St Patrick - Why St. Patrick is Important
St. Patrick's Youth
The Ireland that St. Patrick first met in the early 5th century was a land without cities or literacy. Ireland, in those days, lived under the Druids in a place where magic infused reality, where gods lived in the very forests and stones. Warriors terrified their enemies by their ability to shape shift and the Irish still practiced human sacrifice.
The young boy, Patricius, now known to us as St. Patrick, lived a middle class existence as a Romanized Briton. Slavery was a rampant scourge of the day when Irish slavers kidnapped Patricius. The boy was sent into wild country as a shepherd where he lived a life of poverty and isolation.
Patricius, in his solitude, turned to prayer and after six years, heard the word of God who promised him that he was going home. After escaping in a boat, he returned to his family, then went on to study theology in France (then Gaul). He became a priest, then a bishop and decided to return to Ireland as a missionary.
Ireland - a Unique Brand of Christianity
That the bloodthirsty Irish put down their battleaxes in exchange for the sacrifice of Jesus Christ and the loving God that Patricius offered is a testament to Patrick’s courage and, no doubt, charisma. The pagan virtues of loyalty, courage and generosity exemplified by Patricius won him converts by the thousands. When Patricius implored the Britons to stop slaving in Ireland, be became the first public figure to take a stand against slavery.
In the early 5th century as Rome fell, the Irish quickly embraced literacy and education. The warrior society led into Christianity without bloodshed enjoyed the dramatic stories of early Christian martyrs. In their desire to create martyr-like circumstances, pious men developed the concept of the Green Martyr. These reclusive holy-men went into the forests and wild places, took themselves out of society to peruse prayer and study. From these roots grew the concept of monasteries where religious people gathered for study and prayer, and to copy the old books. The prehistoric Irish virtue of hospitality engendered the famous hospitality of monasteries, all were welcomed.
Libraries grew and the open-minded brand of Christianity in Ireland, isolated from Roman Catholic dictates on the continent, included ancient knowledge of past, pagan civilizations in their literary repertoire. After the Bible and Gospels were copied, the stories of Greek mythology and the prehistoric Irish tale, the Tain, were set down in monastic scriptoriums. Unlike Christian Rome, Irish monasteries viewed all learning as sacred.
St. Columbanus, a later missionary/warrior monk bragged to Pope Boniface of ‘the freedom of discussion characteristic of my native land.’ The open mindedness of the Irish brand of Christianity included the old holidays like May Day, and Halloween. They kept Easter according to the old calculations banned by Rome.
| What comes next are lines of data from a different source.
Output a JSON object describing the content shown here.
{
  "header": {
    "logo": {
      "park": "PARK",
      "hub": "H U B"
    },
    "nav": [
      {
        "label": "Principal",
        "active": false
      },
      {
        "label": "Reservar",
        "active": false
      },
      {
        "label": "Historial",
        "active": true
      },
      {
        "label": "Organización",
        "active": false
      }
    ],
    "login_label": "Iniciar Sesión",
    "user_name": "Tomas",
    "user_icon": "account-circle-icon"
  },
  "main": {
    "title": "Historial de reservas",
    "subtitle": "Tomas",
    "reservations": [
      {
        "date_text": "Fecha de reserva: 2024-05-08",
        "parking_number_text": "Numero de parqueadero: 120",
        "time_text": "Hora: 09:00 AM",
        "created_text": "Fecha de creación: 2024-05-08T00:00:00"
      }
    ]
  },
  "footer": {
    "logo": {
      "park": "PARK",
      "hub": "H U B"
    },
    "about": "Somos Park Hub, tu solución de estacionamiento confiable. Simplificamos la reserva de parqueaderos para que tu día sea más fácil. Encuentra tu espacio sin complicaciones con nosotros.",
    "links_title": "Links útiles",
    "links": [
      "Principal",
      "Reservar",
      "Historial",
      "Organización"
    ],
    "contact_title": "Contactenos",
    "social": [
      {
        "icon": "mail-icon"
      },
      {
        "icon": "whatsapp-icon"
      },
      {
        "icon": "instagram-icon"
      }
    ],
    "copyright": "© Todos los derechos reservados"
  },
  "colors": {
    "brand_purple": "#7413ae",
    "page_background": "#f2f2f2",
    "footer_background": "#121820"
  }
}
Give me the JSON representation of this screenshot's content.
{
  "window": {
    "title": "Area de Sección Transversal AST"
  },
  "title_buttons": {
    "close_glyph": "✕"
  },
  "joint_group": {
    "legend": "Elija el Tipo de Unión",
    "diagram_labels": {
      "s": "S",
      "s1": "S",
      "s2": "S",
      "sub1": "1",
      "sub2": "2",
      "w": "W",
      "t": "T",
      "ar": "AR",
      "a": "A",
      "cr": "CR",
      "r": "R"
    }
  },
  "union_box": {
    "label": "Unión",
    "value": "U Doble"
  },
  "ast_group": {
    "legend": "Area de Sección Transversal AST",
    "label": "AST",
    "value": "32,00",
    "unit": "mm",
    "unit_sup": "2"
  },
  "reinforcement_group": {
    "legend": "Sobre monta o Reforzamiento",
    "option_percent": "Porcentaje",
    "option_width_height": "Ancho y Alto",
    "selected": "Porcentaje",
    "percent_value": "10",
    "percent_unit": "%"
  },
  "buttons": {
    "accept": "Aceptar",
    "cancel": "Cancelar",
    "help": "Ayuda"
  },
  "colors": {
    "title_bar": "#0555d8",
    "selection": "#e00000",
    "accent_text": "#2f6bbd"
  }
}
Ardpatrick in County Limerick
Fall of the Roman Empire
As the Roman Empire fell in the 5th century to Gothic illiterate rule, scriptoriums were destroyed, books burned and the employment of copyists ended. Europe fell into anarchy and the roads became dangerous due to roaming thugs. Seats of education fell to ruin. The learned fled to the distant outpost of Ireland. Irish monasteries became the culture hubs of exiled European intelligencia where the last remaining books of antiquity were copied and treasured.
Thus – the Irish, former shape-shifting fiends, isolated from the anarchic ruins of a crumbling Europe, were able to rescue and save ancient knowledge and scholarly texts. The Irish, introduced to the printed word by St. Patrick, saved the literary traditions of western culture. And that’s why St. Patrick is so important.